Circassians are a small ethnic minority in Israel that has lived in the region since the days of the Ottoman rule. Loyal to the State of Israel, their men serve in the Israeli army, although their youth are educated in a separate school system that respects their culture and heritage. The following article is reprinted with permission from The Caucasus Foundation website.
Circassians arrived at their present location from the Balkans in the year 1880; after 10 years of residence at Marvel, which is at the border of Greece and Bulgaria, they migrated to Palestine. The Ottoman Sultan asked them to reside at Rihania (Reyhaniye) and Kfar-Kama villages. About 1,000 Abedzah Circassians live in Reyhaniye and about 2000 Shapsıg Circassians live in Kfar-Kama, and scores of families live in various Israeli cities and towns near their jobs.
Education and Employment
Kfar-Kama, the larger village, has Jewish settlements as neighbors. Children graduate from village school and continue their education at Jewish schools.
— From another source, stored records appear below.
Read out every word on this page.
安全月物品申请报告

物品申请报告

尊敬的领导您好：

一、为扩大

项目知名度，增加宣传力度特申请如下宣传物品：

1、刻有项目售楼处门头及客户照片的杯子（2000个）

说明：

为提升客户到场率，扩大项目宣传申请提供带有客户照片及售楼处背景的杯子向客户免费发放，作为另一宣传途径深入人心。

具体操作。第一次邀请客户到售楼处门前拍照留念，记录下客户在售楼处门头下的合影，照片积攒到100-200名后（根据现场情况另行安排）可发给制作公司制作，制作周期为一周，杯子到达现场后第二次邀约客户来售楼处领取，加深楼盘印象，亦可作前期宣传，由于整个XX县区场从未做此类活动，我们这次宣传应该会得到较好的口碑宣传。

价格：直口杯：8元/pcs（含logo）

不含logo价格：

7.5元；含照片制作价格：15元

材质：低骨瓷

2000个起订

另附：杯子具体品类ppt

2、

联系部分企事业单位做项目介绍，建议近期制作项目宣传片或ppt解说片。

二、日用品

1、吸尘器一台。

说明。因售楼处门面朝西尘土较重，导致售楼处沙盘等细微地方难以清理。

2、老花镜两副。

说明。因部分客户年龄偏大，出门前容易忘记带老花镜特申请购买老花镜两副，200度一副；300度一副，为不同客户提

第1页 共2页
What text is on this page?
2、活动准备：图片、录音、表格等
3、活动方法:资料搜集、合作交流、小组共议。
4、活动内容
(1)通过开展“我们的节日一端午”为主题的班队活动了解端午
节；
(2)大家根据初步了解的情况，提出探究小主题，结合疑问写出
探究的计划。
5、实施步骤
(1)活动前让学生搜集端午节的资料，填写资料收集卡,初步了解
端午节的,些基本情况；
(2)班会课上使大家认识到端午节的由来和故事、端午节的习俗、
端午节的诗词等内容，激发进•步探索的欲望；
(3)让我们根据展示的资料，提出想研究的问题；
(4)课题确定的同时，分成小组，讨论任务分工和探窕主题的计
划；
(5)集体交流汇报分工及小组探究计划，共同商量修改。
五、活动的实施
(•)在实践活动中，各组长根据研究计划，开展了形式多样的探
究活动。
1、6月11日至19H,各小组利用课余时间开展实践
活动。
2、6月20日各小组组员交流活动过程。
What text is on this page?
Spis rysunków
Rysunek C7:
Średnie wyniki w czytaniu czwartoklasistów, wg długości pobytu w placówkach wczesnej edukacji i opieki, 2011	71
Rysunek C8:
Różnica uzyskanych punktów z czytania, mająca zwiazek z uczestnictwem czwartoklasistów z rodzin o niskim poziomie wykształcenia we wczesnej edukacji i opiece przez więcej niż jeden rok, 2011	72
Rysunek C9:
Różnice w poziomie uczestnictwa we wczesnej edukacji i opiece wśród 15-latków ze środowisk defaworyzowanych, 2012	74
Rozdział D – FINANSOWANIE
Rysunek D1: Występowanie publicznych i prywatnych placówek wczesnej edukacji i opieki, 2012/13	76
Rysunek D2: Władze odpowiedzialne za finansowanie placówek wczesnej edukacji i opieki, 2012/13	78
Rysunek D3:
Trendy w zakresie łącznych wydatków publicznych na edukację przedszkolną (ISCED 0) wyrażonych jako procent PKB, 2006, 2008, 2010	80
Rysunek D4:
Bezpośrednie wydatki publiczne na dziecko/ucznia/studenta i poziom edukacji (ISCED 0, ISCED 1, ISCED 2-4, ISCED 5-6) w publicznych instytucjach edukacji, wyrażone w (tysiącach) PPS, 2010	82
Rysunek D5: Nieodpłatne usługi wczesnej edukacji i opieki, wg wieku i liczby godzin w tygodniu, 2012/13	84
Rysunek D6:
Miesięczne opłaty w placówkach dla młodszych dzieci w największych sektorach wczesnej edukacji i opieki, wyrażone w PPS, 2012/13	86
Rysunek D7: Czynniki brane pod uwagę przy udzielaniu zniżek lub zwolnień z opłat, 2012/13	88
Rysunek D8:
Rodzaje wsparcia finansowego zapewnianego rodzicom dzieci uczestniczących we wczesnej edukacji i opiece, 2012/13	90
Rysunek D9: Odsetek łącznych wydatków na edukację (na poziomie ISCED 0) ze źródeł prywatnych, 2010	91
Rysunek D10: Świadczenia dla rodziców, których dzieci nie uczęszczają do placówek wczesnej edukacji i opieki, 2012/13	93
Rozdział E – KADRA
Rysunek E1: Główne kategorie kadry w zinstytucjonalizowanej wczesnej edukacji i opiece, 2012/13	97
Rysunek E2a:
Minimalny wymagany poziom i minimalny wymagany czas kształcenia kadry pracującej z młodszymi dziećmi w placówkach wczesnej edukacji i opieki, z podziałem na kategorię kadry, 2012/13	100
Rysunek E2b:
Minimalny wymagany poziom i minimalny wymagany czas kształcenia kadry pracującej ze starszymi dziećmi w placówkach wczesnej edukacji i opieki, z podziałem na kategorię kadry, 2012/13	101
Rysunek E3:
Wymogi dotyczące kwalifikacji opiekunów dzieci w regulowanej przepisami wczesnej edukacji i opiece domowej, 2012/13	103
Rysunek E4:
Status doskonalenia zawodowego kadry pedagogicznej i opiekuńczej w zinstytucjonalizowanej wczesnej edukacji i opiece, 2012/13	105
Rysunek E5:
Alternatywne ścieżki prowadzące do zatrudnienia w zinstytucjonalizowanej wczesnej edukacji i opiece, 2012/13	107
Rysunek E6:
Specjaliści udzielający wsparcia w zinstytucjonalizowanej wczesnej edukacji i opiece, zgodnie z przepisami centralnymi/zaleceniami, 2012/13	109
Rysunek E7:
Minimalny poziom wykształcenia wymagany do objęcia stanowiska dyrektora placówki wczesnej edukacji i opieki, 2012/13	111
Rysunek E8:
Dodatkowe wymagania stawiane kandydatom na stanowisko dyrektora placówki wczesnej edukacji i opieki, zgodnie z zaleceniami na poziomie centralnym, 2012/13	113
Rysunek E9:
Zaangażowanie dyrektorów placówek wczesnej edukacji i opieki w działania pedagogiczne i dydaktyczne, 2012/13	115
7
They learn Hebrew, English, and Circassian at school. The National Circassian Alphabet of Caucasus is used in teaching Circassian. Reyhaniye is closer to Arab settlements and children are able to go to both Arab and Jewish schools.
Circassians serve in the army and are employed in the border and regular police forces. Municipal and public services are wide open to the Circassians. Circassians living in these two villages communicate in their own Circassian language.
The Circassian Law (Khabza) regulates the conduct of the Circassians and settles all matters among themselves.
An annual Circassian festival is traditionally held in August at Reyhaniye. Circassian dancers from the world over comes for the celebration. Many non-Circassian guests are invited to the celebration to expand the knowledge of the Circassian culture.